Austragungsort ist die Saku Suurhall im Westen Tallinns, in der bis zu 10.000 Zuschauer Platz finden. Knapp einen Monat vor der Eröffnung der Olympischen Winterspiele in Vancouver, gilt die Europameisterschaft in der estnischen Hauptstadt als Generalprobe für die Athleten.
Aus deutscher Sicht begann der Wettbewerb mit einer Enttäuschung: Die Eistänzer Christina und William Beier vom TSC Eintracht Dortmund verpassten zum Auftakt eine Platzierung in den Top-Ten und mussten sich im ‚Kurzprogramm’ mit dem 13. Platz zufrieden geben. Spätestens im ‚Originaltanz’ wollen die philippinischstämmigen Geschwister jedoch den schwachen Auftritt revidieren.

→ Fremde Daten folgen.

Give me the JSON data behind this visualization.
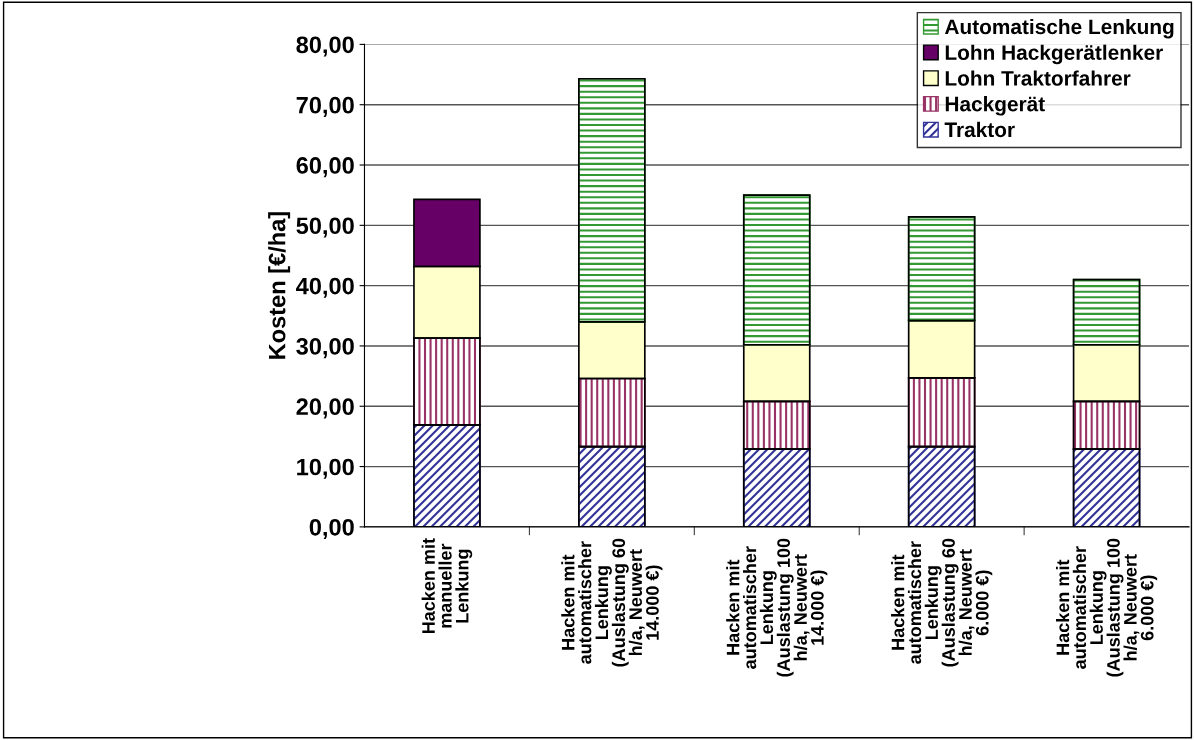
{
  "chart_data": {
    "type": "bar",
    "stacked": true,
    "ylabel": "Kosten [€/ha]",
    "categories": [
      "Hacken mit\nmanueller\nLenkung",
      "Hacken mit\nautomatischer\nLenkung\n(Auslastung 60\nh/a, Neuwert\n14.000 €)",
      "Hacken mit\nautomatischer\nLenkung\n(Auslastung 100\nh/a, Neuwert\n14.000 €)",
      "Hacken mit\nautomatischer\nLenkung\n(Auslastung 60\nh/a, Neuwert\n6.000 €)",
      "Hacken mit\nautomatischer\nLenkung\n(Auslastung 100\nh/a, Neuwert\n6.000 €)"
    ],
    "series": [
      {
        "name": "Traktor",
        "color": "#333399",
        "values": [
          16.9,
          13.3,
          12.9,
          13.3,
          12.9
        ]
      },
      {
        "name": "Hackgerät",
        "color": "#993366",
        "values": [
          14.4,
          11.3,
          7.9,
          11.4,
          7.9
        ]
      },
      {
        "name": "Lohn Traktorfahrer",
        "color": "#ffffcc",
        "values": [
          11.9,
          9.4,
          9.4,
          9.5,
          9.4
        ]
      },
      {
        "name": "Lohn Hackgerätlenker",
        "color": "#660066",
        "values": [
          11.1,
          null,
          null,
          null,
          null
        ]
      },
      {
        "name": "Automatische Lenkung",
        "color": "#339933",
        "values": [
          null,
          40.3,
          24.8,
          17.2,
          10.8
        ]
      }
    ],
    "ylim": [
      0,
      80
    ],
    "yticks": [
      {
        "value": 0,
        "label": "0,00"
      },
      {
        "value": 10,
        "label": "10,00"
      },
      {
        "value": 20,
        "label": "20,00"
      },
      {
        "value": 30,
        "label": "30,00"
      },
      {
        "value": 40,
        "label": "40,00"
      },
      {
        "value": 50,
        "label": "50,00"
      },
      {
        "value": 60,
        "label": "60,00"
      },
      {
        "value": 70,
        "label": "70,00"
      },
      {
        "value": 80,
        "label": "80,00"
      }
    ],
    "grid": "y",
    "legend": "top right"
  }
}
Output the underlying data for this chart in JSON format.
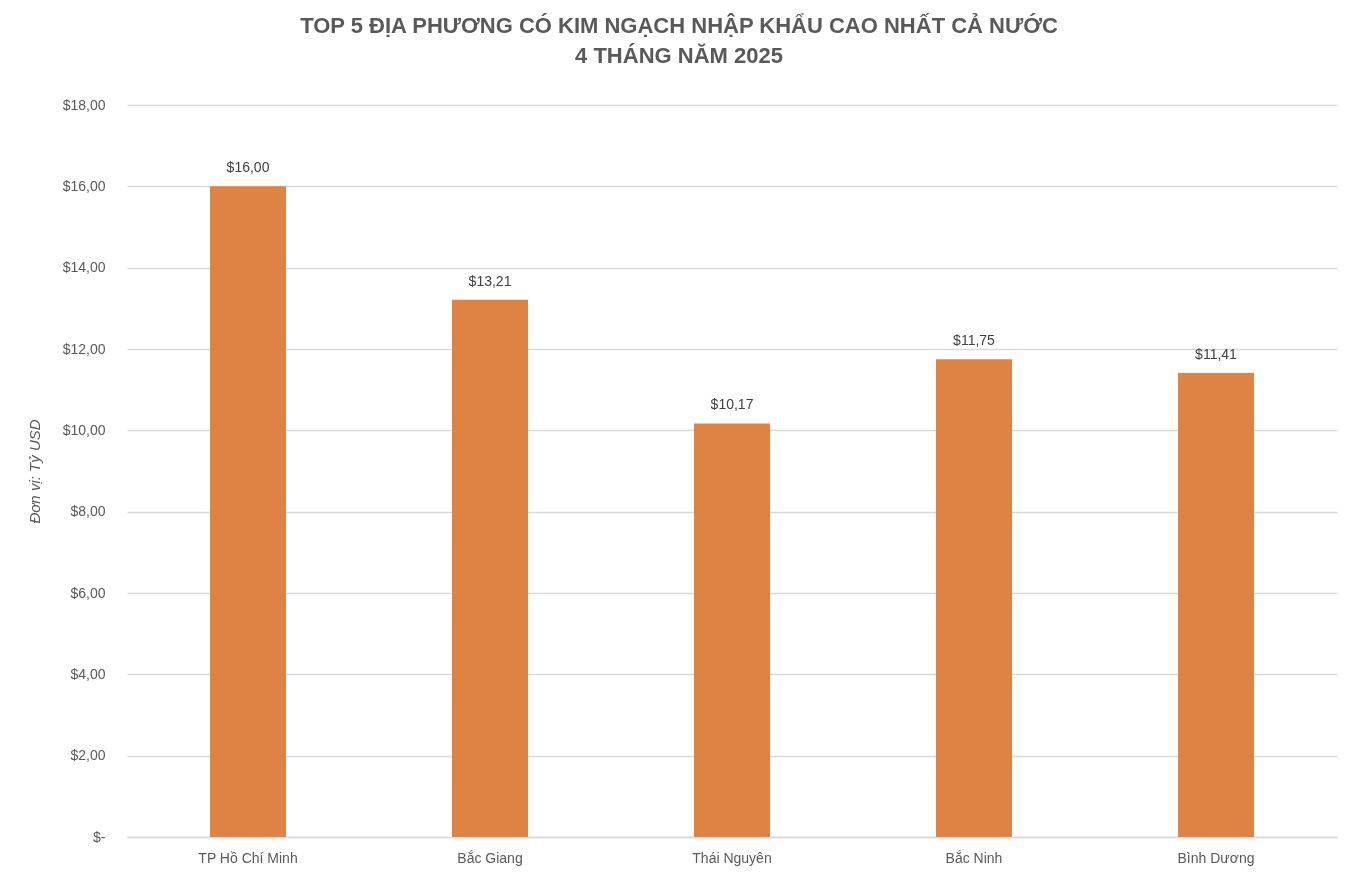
{
  "chart_data": {
    "type": "bar",
    "title": "TOP 5 ĐỊA PHƯƠNG CÓ KIM NGẠCH NHẬP KHẨU CAO NHẤT CẢ NƯỚC",
    "subtitle": "4 THÁNG NĂM 2025",
    "ylabel": "Đơn vị: Tỷ USD",
    "categories": [
      "TP Hồ Chí Minh",
      "Bắc Giang",
      "Thái Nguyên",
      "Bắc Ninh",
      "Bình Dương"
    ],
    "values": [
      16.0,
      13.21,
      10.17,
      11.75,
      11.41
    ],
    "value_labels": [
      "$16,00",
      "$13,21",
      "$10,17",
      "$11,75",
      "$11,41"
    ],
    "color": "#df8344",
    "ylim": [
      0,
      18
    ],
    "yticks": [
      {
        "value": 0,
        "label": "$-"
      },
      {
        "value": 2,
        "label": "$2,00"
      },
      {
        "value": 4,
        "label": "$4,00"
      },
      {
        "value": 6,
        "label": "$6,00"
      },
      {
        "value": 8,
        "label": "$8,00"
      },
      {
        "value": 10,
        "label": "$10,00"
      },
      {
        "value": 12,
        "label": "$12,00"
      },
      {
        "value": 14,
        "label": "$14,00"
      },
      {
        "value": 16,
        "label": "$16,00"
      },
      {
        "value": 18,
        "label": "$18,00"
      }
    ],
    "grid": "y"
  }
}
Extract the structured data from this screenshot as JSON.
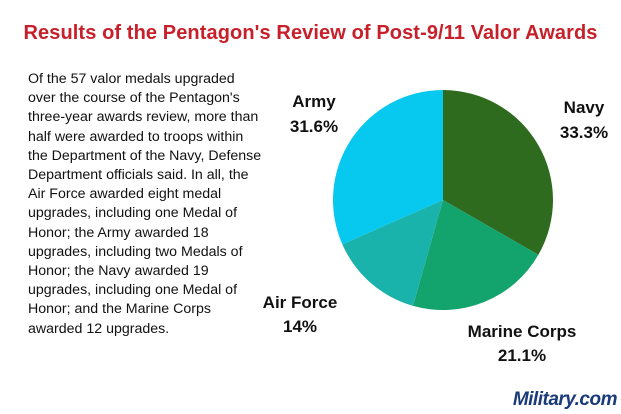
{
  "title": "Results of the Pentagon's Review of Post-9/11 Valor Awards",
  "description": "Of the 57 valor medals upgraded over the course of the Pentagon's three-year awards review, more than half were awarded to troops within the Department of the Navy, Defense Department officials said. In all, the Air Force awarded eight medal upgrades, including one Medal of Honor; the Army awarded 18 upgrades, including two Medals of Honor; the Navy awarded 19 upgrades, including one Medal of Honor; and the Marine Corps awarded 12 upgrades.",
  "logo": "Military.com",
  "chart_data": {
    "type": "pie",
    "title": "Results of the Pentagon's Review of Post-9/11 Valor Awards",
    "slices": [
      {
        "name": "Navy",
        "value": 33.3,
        "label": "33.3%",
        "color": "#2e6b1f"
      },
      {
        "name": "Marine Corps",
        "value": 21.1,
        "label": "21.1%",
        "color": "#13a36c"
      },
      {
        "name": "Air Force",
        "value": 14.0,
        "label": "14%",
        "color": "#1ab3ab"
      },
      {
        "name": "Army",
        "value": 31.6,
        "label": "31.6%",
        "color": "#07c8ee"
      }
    ],
    "start": "top",
    "direction": "clockwise",
    "legend": "none"
  }
}
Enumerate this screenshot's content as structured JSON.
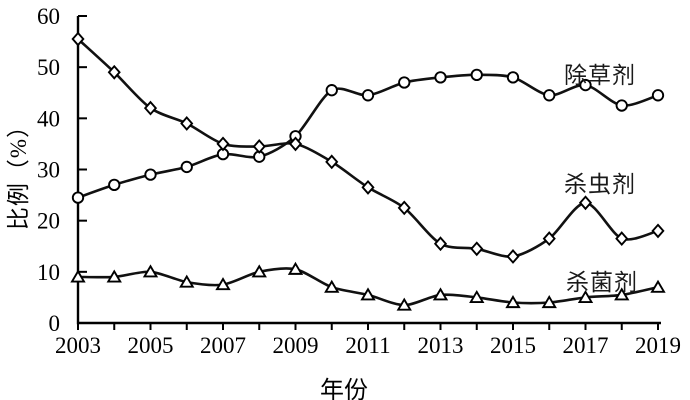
{
  "chart_data": {
    "type": "line",
    "title": "",
    "xlabel": "年份",
    "ylabel": "比例（%）",
    "x": [
      2003,
      2004,
      2005,
      2006,
      2007,
      2008,
      2009,
      2010,
      2011,
      2012,
      2013,
      2014,
      2015,
      2016,
      2017,
      2018,
      2019
    ],
    "x_tick_labels": [
      "2003",
      "2005",
      "2007",
      "2009",
      "2011",
      "2013",
      "2015",
      "2017",
      "2019"
    ],
    "y_ticks": [
      0,
      10,
      20,
      30,
      40,
      50,
      60
    ],
    "y_tick_labels": [
      "0",
      "10",
      "20",
      "30",
      "40",
      "50",
      "60"
    ],
    "ylim": [
      0,
      60
    ],
    "grid": false,
    "smooth_lines": true,
    "line_color": "#111111",
    "marker_fill": "#ffffff",
    "legend_position": "inline-labels-right",
    "series": [
      {
        "id": "herbicide",
        "name": "除草剂",
        "marker": "circle",
        "values": [
          24.5,
          27,
          29,
          30.5,
          33,
          32.5,
          36.5,
          45.5,
          44.5,
          47,
          48,
          48.5,
          48,
          44.5,
          46.5,
          42.5,
          44.5
        ]
      },
      {
        "id": "insecticide",
        "name": "杀虫剂",
        "marker": "diamond",
        "values": [
          55.5,
          49,
          42,
          39,
          35,
          34.5,
          35,
          31.5,
          26.5,
          22.5,
          15.5,
          14.5,
          13,
          16.5,
          23.5,
          16.5,
          18
        ]
      },
      {
        "id": "fungicide",
        "name": "杀菌剂",
        "marker": "triangle",
        "values": [
          9,
          9,
          10,
          8,
          7.5,
          10,
          10.5,
          7,
          5.5,
          3.5,
          5.5,
          5,
          4,
          4,
          5,
          5.5,
          7
        ]
      }
    ]
  }
}
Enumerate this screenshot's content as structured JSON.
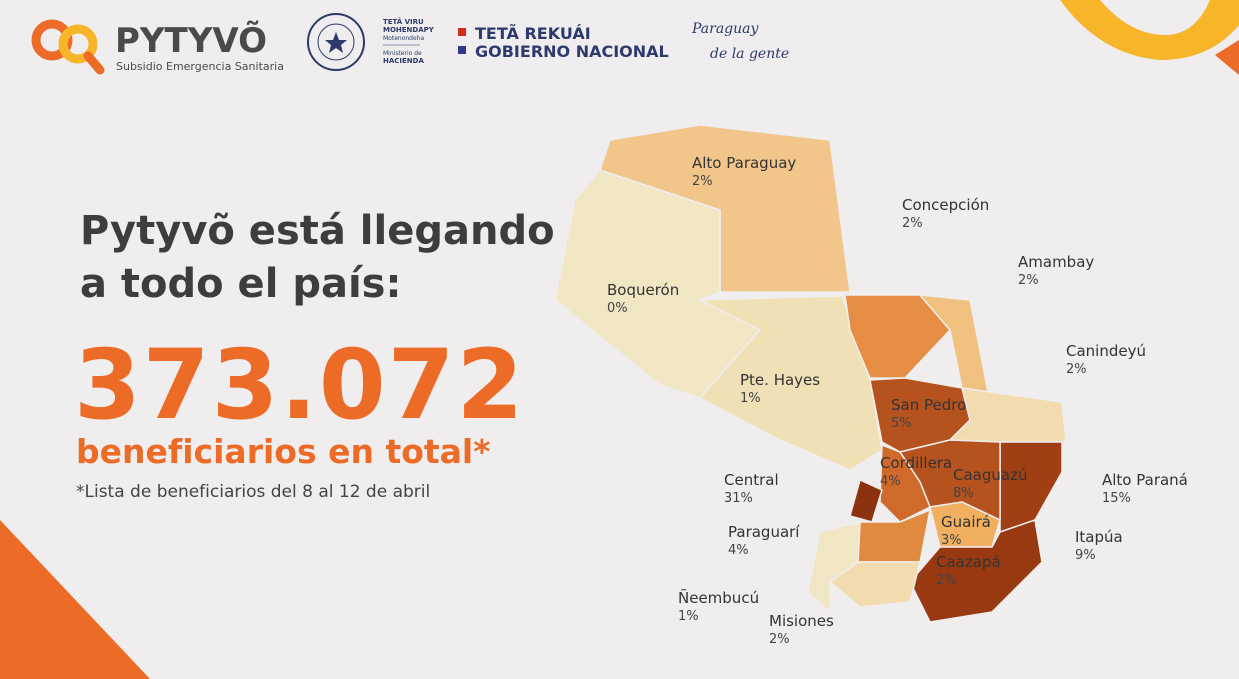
{
  "header": {
    "logo_title": "PYTYVÕ",
    "logo_subtitle": "Subsidio Emergencia Sanitaria",
    "ministry_lines": [
      "TETÃ VIRU",
      "MOHENDAPY",
      "Motenondeha",
      "Ministerio de",
      "HACIENDA"
    ],
    "gov_lines": [
      "TETÃ REKUÁI",
      "GOBIERNO NACIONAL"
    ],
    "slogan_lines": [
      "Paraguay",
      "de la gente"
    ]
  },
  "headline_lines": [
    "Pytyvõ está llegando",
    "a todo el país:"
  ],
  "total": "373.072",
  "total_label": "beneficiarios en total*",
  "footnote": "*Lista de beneficiarios del 8 al 12 de abril",
  "regions": [
    {
      "name": "Alto Paraguay",
      "share": "2%"
    },
    {
      "name": "Concepción",
      "share": "2%"
    },
    {
      "name": "Amambay",
      "share": "2%"
    },
    {
      "name": "Boquerón",
      "share": "0%"
    },
    {
      "name": "Canindeyú",
      "share": "2%"
    },
    {
      "name": "Pte. Hayes",
      "share": "1%"
    },
    {
      "name": "San Pedro",
      "share": "5%"
    },
    {
      "name": "Cordillera",
      "share": "4%"
    },
    {
      "name": "Caaguazú",
      "share": "8%"
    },
    {
      "name": "Central",
      "share": "31%"
    },
    {
      "name": "Alto Paraná",
      "share": "15%"
    },
    {
      "name": "Guairá",
      "share": "3%"
    },
    {
      "name": "Paraguarí",
      "share": "4%"
    },
    {
      "name": "Itapúa",
      "share": "9%"
    },
    {
      "name": "Caazapá",
      "share": "2%"
    },
    {
      "name": "Ñeembucú",
      "share": "1%"
    },
    {
      "name": "Misiones",
      "share": "2%"
    }
  ]
}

Hoffnungen auf den EM-Titel im Paarlauf können sich hingegen Aljona Savchenko und Robin Szolkowy machen. Die amtierenden Welt- und Europameister aus Chemnitz (Sachsen) führen nach dem ‚Kurzprogramm’ vor den Russen Yuko Kawaguchi/Alexander Smirnow.
Ein Highlight der Europameisterschaften wird der Einzellauf der Herren. Hier treffen Jewgeni Pluschenko, Olympiasieger von Turin 2006, der Schweizer Stéphane Lambiel, Weltmeister von 2005 und 2006, sowie der amtierende Europameister Brian Joubert aus Frankreich aufeinander.